- fair use image
- Born: Victoria Nicola Christina Jarman 11 July 1944 Weston Favell
- Died: 19 July 1994 (aged 50) City of Westminster
- Occupation: social worker
- Known for: starting a charity
- Spouse: Bruce Laughland QC
- Children: one

= Tory Laughland =

British social worker (1944-1994)

Tory Laughland formally Victoria Nicola Christina Laughland born Victoria Nicola Christina Jarman (11 July 1944 – 19 July 1994) was a British social worker and charity administrator who started the "Who Cares" magazine which is now the "Become" charity.

== Life ==
Laughland was born in Weston Favell in 1944. Her mother was a German born nurse named Helene Mariana Klenk who had come to England and she had started Brighton's Rudolf Steiner School. Her mother had married Archibald Seymour (Archie) Jarman who was a flight lieutenant in the Royal Air Force. Her father looked after the Jarman estate when her left the forces and Victoria was able to travel to Pfaffenhofen in Bavaria where she enjoyed jolidays with her mother's sister. Her brothers were sent to public school but she attended day schools. St Mary's Hall, Brighton's first pupil to go on to Oxford or Cambridge was Laughland who went on to St Hilda's College in the 1960s to read French and German. She gained a second class degree in 1966 and married Bruce Laughland, a lawyer, in 1969.

She studied social work at the London School of Economics. In 1980 she was appointed a guardian Ad litem to look after the interests of children during court procedures.

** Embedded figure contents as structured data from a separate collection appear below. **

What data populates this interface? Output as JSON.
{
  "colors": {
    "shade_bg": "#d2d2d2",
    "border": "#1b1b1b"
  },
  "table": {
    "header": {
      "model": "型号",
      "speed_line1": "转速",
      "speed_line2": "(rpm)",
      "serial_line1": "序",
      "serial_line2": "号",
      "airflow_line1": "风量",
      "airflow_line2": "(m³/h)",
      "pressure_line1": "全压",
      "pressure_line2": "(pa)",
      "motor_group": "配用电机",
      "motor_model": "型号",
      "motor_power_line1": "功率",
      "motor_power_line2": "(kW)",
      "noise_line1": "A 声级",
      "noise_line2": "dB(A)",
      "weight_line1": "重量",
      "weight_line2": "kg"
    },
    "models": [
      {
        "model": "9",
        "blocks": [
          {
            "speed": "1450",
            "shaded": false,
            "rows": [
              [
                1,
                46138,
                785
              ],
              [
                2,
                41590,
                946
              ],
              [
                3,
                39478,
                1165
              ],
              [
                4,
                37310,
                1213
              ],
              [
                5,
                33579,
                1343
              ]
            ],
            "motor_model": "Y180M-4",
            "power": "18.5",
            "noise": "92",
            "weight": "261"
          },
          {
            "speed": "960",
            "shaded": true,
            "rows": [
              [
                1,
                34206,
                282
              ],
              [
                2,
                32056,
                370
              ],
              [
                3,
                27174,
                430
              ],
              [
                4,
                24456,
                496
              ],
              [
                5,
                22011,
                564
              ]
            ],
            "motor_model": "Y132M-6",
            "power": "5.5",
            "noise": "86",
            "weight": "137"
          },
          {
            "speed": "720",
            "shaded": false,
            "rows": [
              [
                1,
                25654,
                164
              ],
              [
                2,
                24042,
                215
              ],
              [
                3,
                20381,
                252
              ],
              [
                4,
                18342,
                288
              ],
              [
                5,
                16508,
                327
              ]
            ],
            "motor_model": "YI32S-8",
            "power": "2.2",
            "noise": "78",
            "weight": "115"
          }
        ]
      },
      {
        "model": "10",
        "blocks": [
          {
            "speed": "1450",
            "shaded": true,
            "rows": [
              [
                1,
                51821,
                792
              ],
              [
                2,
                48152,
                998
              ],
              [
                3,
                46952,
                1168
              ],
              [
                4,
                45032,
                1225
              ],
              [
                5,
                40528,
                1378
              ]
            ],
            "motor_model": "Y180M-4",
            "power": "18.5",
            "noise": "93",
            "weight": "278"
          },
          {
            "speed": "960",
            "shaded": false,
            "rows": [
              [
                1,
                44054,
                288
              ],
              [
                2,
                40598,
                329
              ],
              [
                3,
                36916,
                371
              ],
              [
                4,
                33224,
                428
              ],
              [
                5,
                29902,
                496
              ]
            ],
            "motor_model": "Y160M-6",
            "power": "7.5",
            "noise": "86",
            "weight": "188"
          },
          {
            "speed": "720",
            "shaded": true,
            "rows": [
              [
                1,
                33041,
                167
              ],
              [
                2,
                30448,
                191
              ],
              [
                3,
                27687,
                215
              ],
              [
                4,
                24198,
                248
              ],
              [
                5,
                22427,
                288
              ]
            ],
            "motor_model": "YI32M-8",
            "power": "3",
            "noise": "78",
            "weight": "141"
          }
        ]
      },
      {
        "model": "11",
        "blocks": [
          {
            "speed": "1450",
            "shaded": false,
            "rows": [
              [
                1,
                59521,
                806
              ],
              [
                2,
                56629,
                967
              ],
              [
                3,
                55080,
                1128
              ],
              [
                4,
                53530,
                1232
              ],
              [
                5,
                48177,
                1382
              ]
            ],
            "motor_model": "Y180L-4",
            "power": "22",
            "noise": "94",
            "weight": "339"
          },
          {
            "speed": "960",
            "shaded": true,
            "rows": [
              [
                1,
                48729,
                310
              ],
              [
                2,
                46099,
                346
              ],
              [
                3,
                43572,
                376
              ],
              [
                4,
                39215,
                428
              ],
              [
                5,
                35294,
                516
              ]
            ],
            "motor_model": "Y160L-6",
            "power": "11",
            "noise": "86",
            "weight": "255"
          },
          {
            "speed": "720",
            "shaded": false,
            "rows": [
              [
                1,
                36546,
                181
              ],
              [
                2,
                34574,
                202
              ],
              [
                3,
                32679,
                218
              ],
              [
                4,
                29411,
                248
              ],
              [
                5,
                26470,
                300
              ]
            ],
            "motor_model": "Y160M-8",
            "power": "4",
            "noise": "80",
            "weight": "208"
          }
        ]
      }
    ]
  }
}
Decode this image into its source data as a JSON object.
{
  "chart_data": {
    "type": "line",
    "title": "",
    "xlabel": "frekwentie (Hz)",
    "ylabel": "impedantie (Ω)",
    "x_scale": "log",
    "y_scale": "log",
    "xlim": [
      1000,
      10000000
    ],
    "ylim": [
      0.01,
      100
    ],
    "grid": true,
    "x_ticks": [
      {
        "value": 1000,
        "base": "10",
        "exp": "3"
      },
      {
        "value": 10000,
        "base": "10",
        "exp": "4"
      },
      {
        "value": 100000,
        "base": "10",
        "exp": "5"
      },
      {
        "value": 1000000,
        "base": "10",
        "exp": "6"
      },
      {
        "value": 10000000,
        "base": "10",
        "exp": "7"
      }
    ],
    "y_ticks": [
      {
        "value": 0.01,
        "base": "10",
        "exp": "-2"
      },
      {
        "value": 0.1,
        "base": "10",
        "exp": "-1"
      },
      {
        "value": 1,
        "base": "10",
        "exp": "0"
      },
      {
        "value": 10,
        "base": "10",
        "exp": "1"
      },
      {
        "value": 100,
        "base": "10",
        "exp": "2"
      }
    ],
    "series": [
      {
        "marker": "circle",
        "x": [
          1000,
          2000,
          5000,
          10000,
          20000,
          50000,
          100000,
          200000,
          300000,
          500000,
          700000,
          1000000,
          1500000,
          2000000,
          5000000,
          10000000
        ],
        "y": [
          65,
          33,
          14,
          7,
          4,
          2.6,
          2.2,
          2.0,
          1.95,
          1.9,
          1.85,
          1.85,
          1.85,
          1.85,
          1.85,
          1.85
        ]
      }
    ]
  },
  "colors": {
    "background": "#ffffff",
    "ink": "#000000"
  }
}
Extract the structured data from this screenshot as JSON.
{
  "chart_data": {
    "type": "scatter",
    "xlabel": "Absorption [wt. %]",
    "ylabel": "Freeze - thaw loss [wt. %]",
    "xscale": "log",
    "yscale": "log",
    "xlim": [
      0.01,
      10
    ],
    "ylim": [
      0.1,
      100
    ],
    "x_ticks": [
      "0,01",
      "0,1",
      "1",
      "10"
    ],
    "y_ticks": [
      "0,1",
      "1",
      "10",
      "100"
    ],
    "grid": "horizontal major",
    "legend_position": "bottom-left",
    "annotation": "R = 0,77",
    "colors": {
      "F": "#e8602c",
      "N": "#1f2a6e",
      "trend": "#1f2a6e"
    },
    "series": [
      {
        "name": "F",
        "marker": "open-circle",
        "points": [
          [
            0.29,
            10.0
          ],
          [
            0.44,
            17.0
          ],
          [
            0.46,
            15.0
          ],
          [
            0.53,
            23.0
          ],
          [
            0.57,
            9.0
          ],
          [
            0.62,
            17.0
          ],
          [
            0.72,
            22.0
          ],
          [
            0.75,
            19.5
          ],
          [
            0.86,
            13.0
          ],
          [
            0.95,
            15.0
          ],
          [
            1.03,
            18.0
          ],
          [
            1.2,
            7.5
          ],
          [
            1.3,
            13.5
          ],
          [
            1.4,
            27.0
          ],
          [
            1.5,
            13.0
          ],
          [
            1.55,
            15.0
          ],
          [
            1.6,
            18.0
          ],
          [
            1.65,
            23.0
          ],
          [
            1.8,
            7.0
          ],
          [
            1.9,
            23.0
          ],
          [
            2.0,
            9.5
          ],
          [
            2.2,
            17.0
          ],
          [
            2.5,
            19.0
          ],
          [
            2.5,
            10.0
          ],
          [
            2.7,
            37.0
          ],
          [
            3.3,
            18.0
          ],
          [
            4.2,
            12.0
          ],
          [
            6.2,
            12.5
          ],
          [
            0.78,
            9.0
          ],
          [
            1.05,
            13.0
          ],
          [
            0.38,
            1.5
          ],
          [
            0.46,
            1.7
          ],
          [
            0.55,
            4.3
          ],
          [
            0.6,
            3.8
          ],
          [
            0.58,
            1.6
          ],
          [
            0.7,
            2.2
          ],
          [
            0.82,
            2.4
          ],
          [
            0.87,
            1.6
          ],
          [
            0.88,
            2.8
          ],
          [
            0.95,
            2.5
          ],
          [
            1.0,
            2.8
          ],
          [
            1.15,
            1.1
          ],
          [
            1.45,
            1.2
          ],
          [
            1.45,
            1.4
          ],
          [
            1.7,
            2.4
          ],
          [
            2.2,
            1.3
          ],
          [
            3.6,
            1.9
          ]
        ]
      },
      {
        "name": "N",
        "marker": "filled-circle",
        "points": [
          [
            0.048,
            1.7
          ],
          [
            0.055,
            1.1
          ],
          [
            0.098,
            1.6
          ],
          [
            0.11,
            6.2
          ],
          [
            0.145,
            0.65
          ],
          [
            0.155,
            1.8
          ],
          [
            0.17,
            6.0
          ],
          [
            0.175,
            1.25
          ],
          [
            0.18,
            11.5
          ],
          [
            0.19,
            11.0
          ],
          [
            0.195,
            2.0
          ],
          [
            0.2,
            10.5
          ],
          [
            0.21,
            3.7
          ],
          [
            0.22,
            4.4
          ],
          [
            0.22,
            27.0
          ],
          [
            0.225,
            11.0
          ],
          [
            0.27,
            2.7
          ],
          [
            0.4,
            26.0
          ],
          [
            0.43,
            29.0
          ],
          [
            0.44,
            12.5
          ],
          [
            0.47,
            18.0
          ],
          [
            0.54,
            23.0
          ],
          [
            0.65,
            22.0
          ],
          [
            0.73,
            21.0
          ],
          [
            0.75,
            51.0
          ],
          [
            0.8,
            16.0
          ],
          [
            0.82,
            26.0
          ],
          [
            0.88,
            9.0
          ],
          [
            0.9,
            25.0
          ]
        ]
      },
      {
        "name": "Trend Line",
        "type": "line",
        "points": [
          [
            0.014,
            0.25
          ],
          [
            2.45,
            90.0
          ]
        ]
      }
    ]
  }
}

In 1978 a "Who Cares" group had been established in Westminster. A charter of rights for children who were in care had been published in 1977. Laughland was part of this group. In 1983 this group of social workers decided to found a magazine for children in care. Laughland was the magazine's editor. The purpose was for them to realise that they were not alone and they could read about children in similar situations and the stories of elder children as they succeeded. The called their local publication the "Who Cares?" magazine. The magazine was a success and its circulation and readership increased.

The "Who Cares Trust" was formally founded in 26 March 1992.

In 1993 she was diagnosed with mesothelioma and she was keen to find out the prognosis, but she only told those closest to her of her fate.

==Death and legacy==
Laughland died in hospital in the City of Westminster in 1994 just after her 50th birthday.
The Who Cares Trust ended as a concept on 15 November 2016 and it became the "Become" charity.

==Private life==
Laughland married (Graham Franklyn) Bruce Laughland QC who was a lawyer and judge. They had one child, Francis.Her husband married again and died in 2002. He said that his liberal views of offenders was strongly influenced by his first wife.